Либерализм вообще явление переходное, развившееся в городской цивилизации, необходимая расчистка места между старой и новой постройкой. Он всегда довольствовался отвлеченным понятием о народе, риторическим образом его, в котором были совмещены – простота Геснеровых патриархов, нравы дезульеровских пастушек и свирепые добродетели римского плебея допунических времен.
У нас расстояние между народом и либеральным дворянством казалось тем страшнее, что между ними ничего не было, какая-то бесконечная пустота, в которой едва заметно плетутся купцы, плетутся мещане, фельдъегери скачут взад и вперед, помещики мелькают, чиновники мчатся на следствия, нисколько не сближая двух Россий, остающихся двумя враждебными станами.
И при всем том разрыв этот вовсе не был следствием всей исторической жизни, как распадение горожан с крестьянами, простолюдинов с феодалами в Европе. Разрыв был сделан у нас по указу, насильственно, с педагогической целью и был до того сначала чужд, ненатурален, что в предупреждение нового сближения правительство выдумало ставить тавро на лица, своего рода обрезание, и стало метить своих бритвой и ножницами, чтоб они не мешались с прочими. Однажды разрезанные части целого, намеренно поставленные в враждебное положение, по свойственной телам упругости, удалились друг от друга с каким-то отвращением. «Мужик!» – говорила с высокомерием обритая и одетая в ливрею Русь об народе. «Немцы!» – бормотал себе в бороду с затаенной злобой народ, глядя на дворян.
Так и устроились мы. С одной стороны, народ в угрюмом a parte[203]
, задавленный работой, полицией, помещиками, живущий никому не известной жизнию расколов и не имеющий ничего общего с просвещающим правительством; с другой – дворянство, нераздельное с правительством и потому само представляющее правительство. Русское поверие, что дворянин должен служить, иначе он теряет свое звание, самое слово «недоросль» доказывает, что у нас дворянство принято народом за коренную службу.С развитием просвещения возникает удивительное зрелище. Правительственная Россия делится сама в себе на правительство и оппозицию, так что одни чиновники представляют протест, либеральное начало, другие консерватизм, начало авторитета, и оба остаются на службе, получая чины и отличия. Это одна из причин, отчего не только русский народ ничего не понимает во всем этом, но и все европейские.

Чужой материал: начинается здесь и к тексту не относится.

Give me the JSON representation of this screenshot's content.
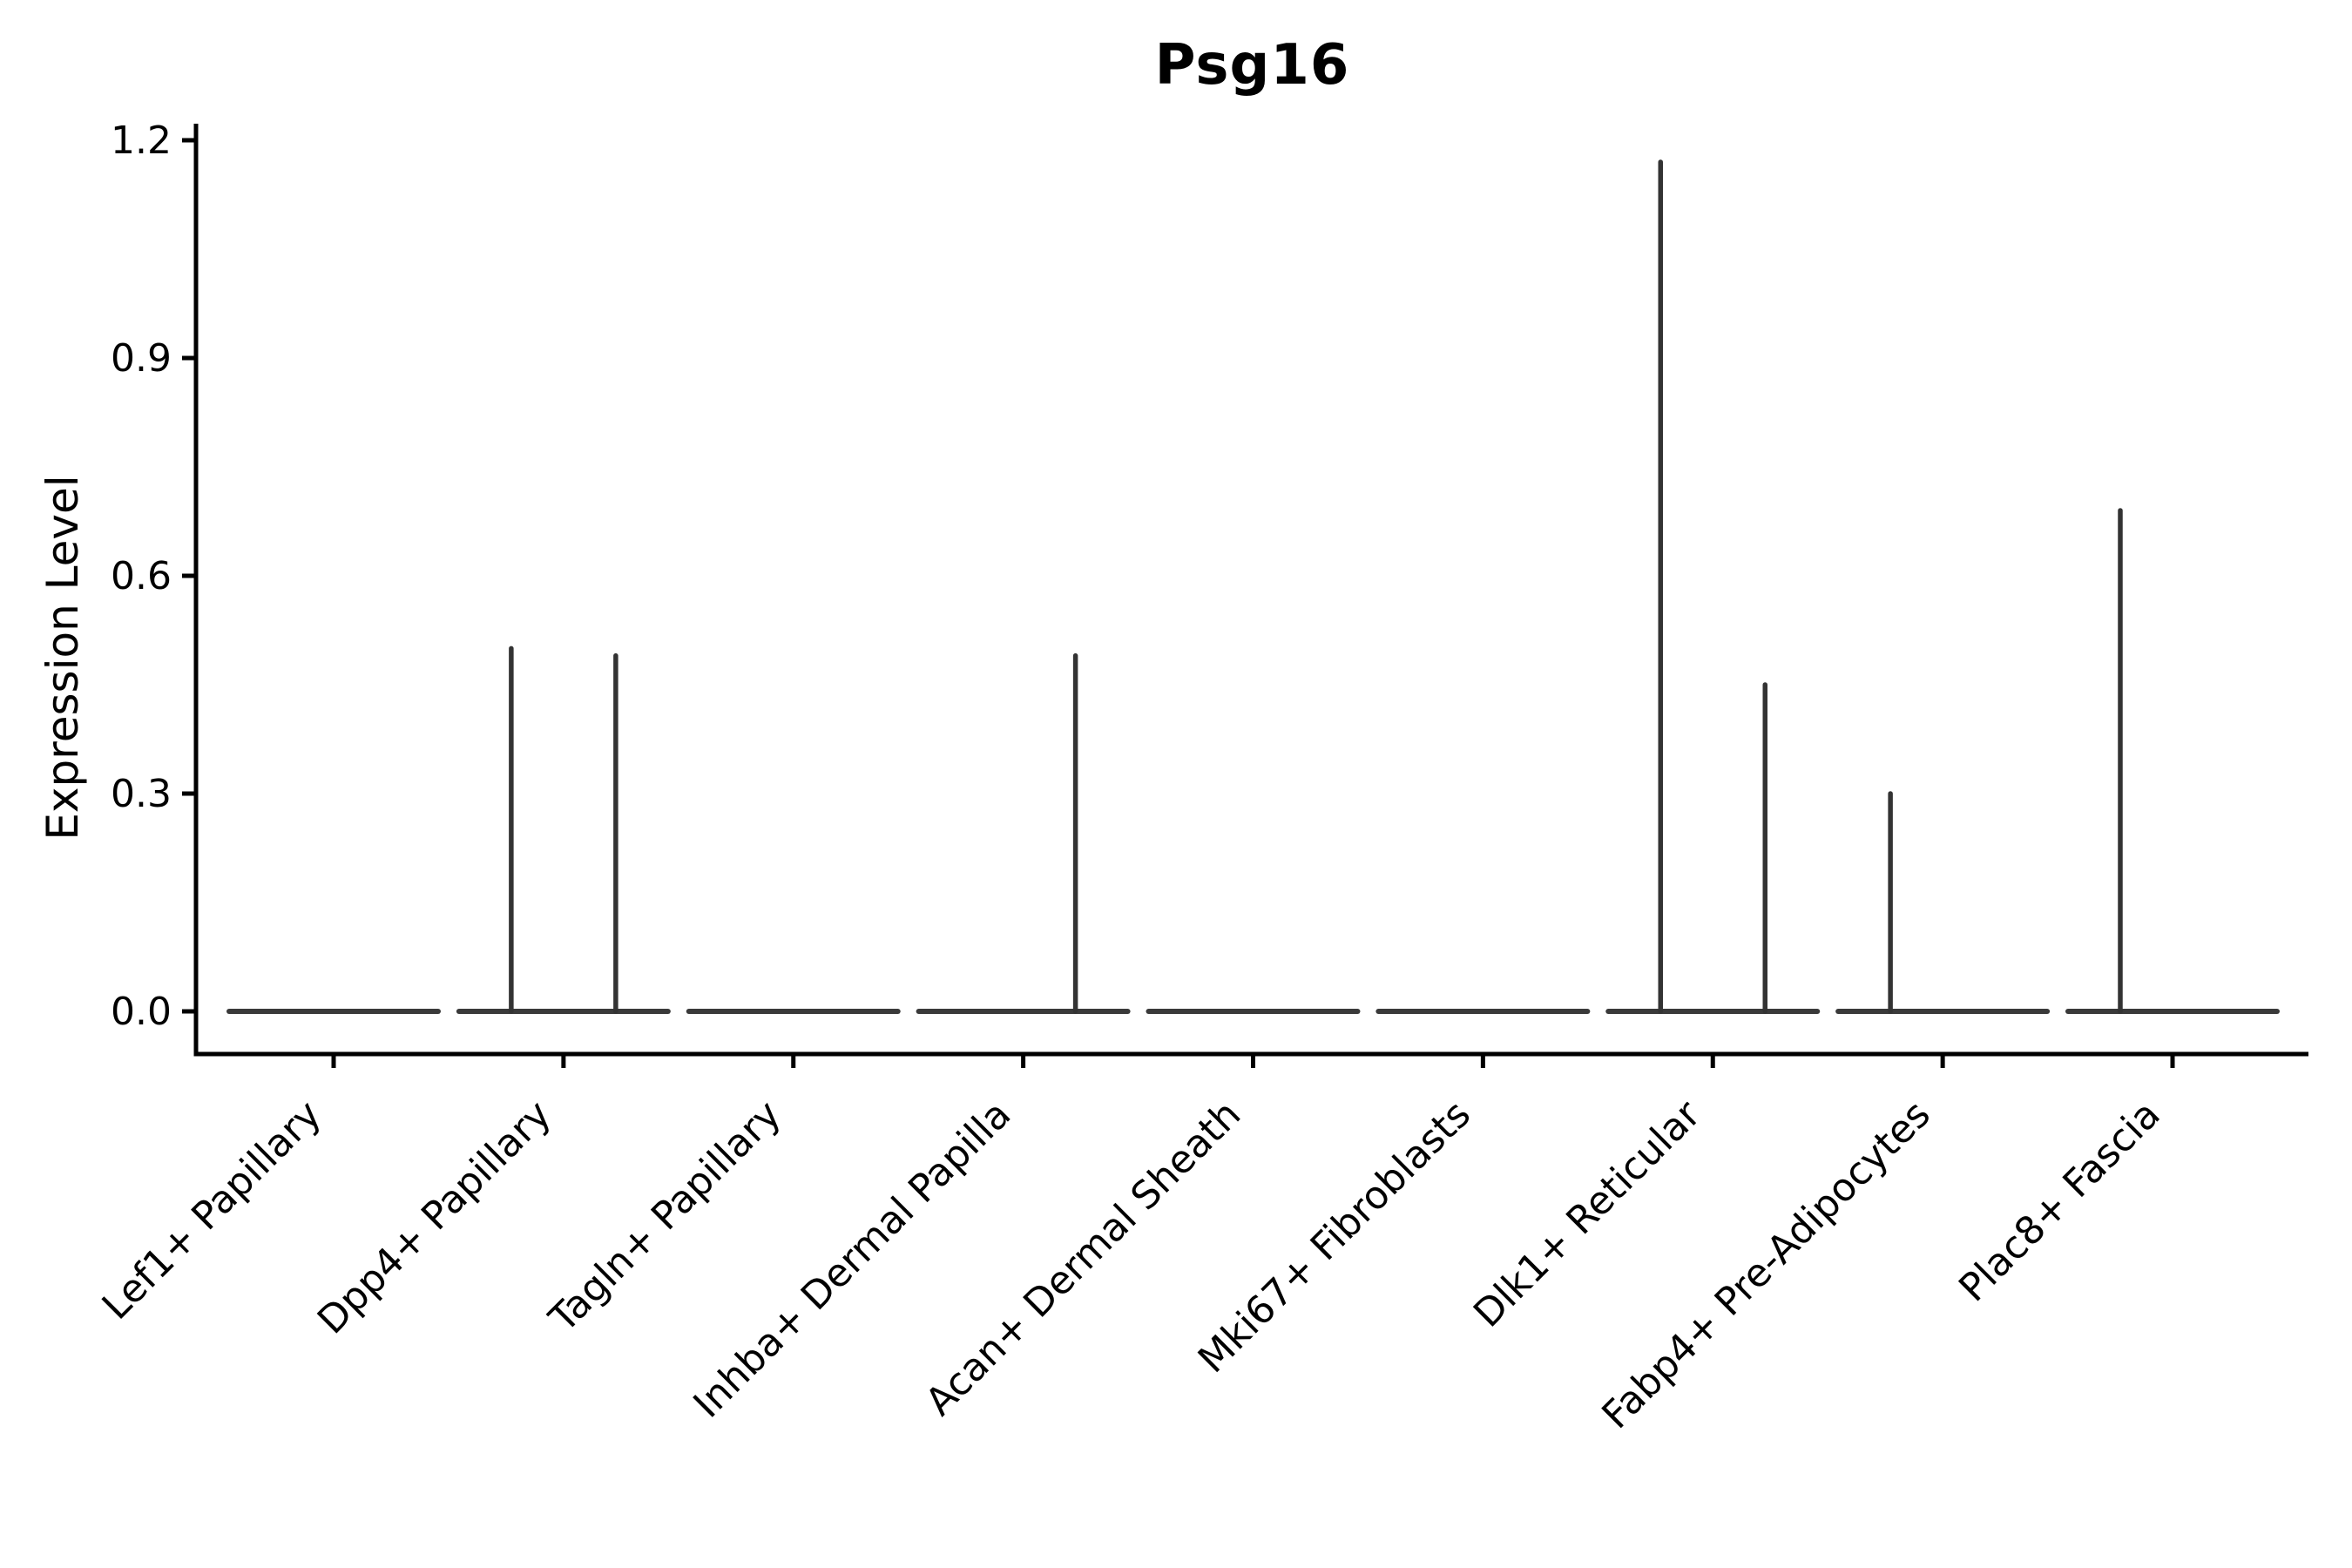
{
  "figure": {
    "title": "Psg16",
    "ylabel": "Expression Level"
  },
  "chart_data": {
    "type": "violin",
    "title": "Psg16",
    "xlabel": "",
    "ylabel": "Expression Level",
    "ylim": [
      0,
      1.2
    ],
    "yticks": [
      "0.0",
      "0.3",
      "0.6",
      "0.9",
      "1.2"
    ],
    "ytick_values": [
      0.0,
      0.3,
      0.6,
      0.9,
      1.2
    ],
    "grid": false,
    "legend": "none",
    "xtick_rotation": 45,
    "categories": [
      "Lef1+ Papillary",
      "Dpp4+ Papillary",
      "Tagln+ Papillary",
      "Inhba+ Dermal Papilla",
      "Acan+ Dermal Sheath",
      "Mki67+ Fibroblasts",
      "Dlk1+ Reticular",
      "Fabp4+ Pre-Adipocytes",
      "Plac8+ Fascia"
    ],
    "series": [
      {
        "category": "Lef1+ Papillary",
        "base_value": 0.0,
        "spikes": []
      },
      {
        "category": "Dpp4+ Papillary",
        "base_value": 0.0,
        "spikes": [
          {
            "slot": "left",
            "max": 0.5
          },
          {
            "slot": "right",
            "max": 0.49
          }
        ]
      },
      {
        "category": "Tagln+ Papillary",
        "base_value": 0.0,
        "spikes": []
      },
      {
        "category": "Inhba+ Dermal Papilla",
        "base_value": 0.0,
        "spikes": [
          {
            "slot": "right",
            "max": 0.49
          }
        ]
      },
      {
        "category": "Acan+ Dermal Sheath",
        "base_value": 0.0,
        "spikes": []
      },
      {
        "category": "Mki67+ Fibroblasts",
        "base_value": 0.0,
        "spikes": []
      },
      {
        "category": "Dlk1+ Reticular",
        "base_value": 0.0,
        "spikes": [
          {
            "slot": "left",
            "max": 1.17
          },
          {
            "slot": "right",
            "max": 0.45
          }
        ]
      },
      {
        "category": "Fabp4+ Pre-Adipocytes",
        "base_value": 0.0,
        "spikes": [
          {
            "slot": "left",
            "max": 0.3
          }
        ]
      },
      {
        "category": "Plac8+ Fascia",
        "base_value": 0.0,
        "spikes": [
          {
            "slot": "left",
            "max": 0.69
          }
        ]
      }
    ],
    "colors": {
      "violin_line": "#3a3a3a",
      "spike_line": "#333333",
      "axis": "#000000",
      "background": "#ffffff"
    }
  }
}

«У нас все делается наизнанку, – сказал умирающий Ростопчин, услышав весть о 14 декабре, – в 1789 году французская roture[204]
хотела стать вровень с дворянством и боролась из-за этого, это я понимаю. А у нас дворяне вышли на площадь, чтоб потерять свои привилегии, – тут смысла нет!»Федор Васильевич был умный человек, умевший не хуже фон Амбурга обходиться с Павлом не обжигаясь и сжечь вовремя Москву, но своей философией XVIII столетия не понял этого странного явления. Может, в раздвоении дворянского стана в противность собственной выгоде лежит лучшее доказательство, что порча его не глубока и единственный путь искупления.
Не имея за собой балласта народного населения, разорвавшееся с ним образованное меньшинство понеслось, как порожняя телега, быстро догоняя западное движение, подпрыгивая на тех кочках, на которых предшественники ломали себе шею.
Но, сравниваясь с Европой, мы оставались в петровском отношении к народу, то есть смотрели на него как на грубую массу, которую надобно очеловечить. Немецкого презрения Бирона с компанией у меньшинства, разумеется, не было, оно заменилось чувством более мягким – сострадательного покровительства к неразумным детям.
На этом нас застают два события. Падение Европы перед социальным вопросом, социальный вопрос, поставленный Александром II как призыв России к жизни.
Западные публицисты с тем несокрушимым упрямством, которое им дает ненависть к России и невежество, смеются, когда мы говорим о великом историческом значении нашего освобождения крестьян с землею. А нам кажется вопрос этот до того важным, что одно постановление его ставит нас совсем на другую ногу с Европой и дает Александру II место в числе величайших государственных деятелей нашего времени, какие бы, впрочем, он промахи и шалости ни делал.
Перед
Западный мир, дойдя до своего предела, сам указал, что ему мешает, и отрицательно определил свое искомое. Случайное распределение сил, богатств, орудий работы, оставленное ему в наследство, окаменело давностью и, укрепленное всеми новыми средствами, ставит стену, которую до сих пор нельзя взять никаким приступом. Труд – с одной стороны, капитал – с другой, работа – с одной стороны, машина – с другой, голод – с одной стороны, штыки – с другой. Сколько социализм ни ходит около своего вопроса, у него нет другого разрешения, кроме лома и ружья. «Vivre en travaillant ou mourir en combattant!»[205]
– кричат работники. «Qui a du plomb a du pain!», – отвечает им Бланки[206].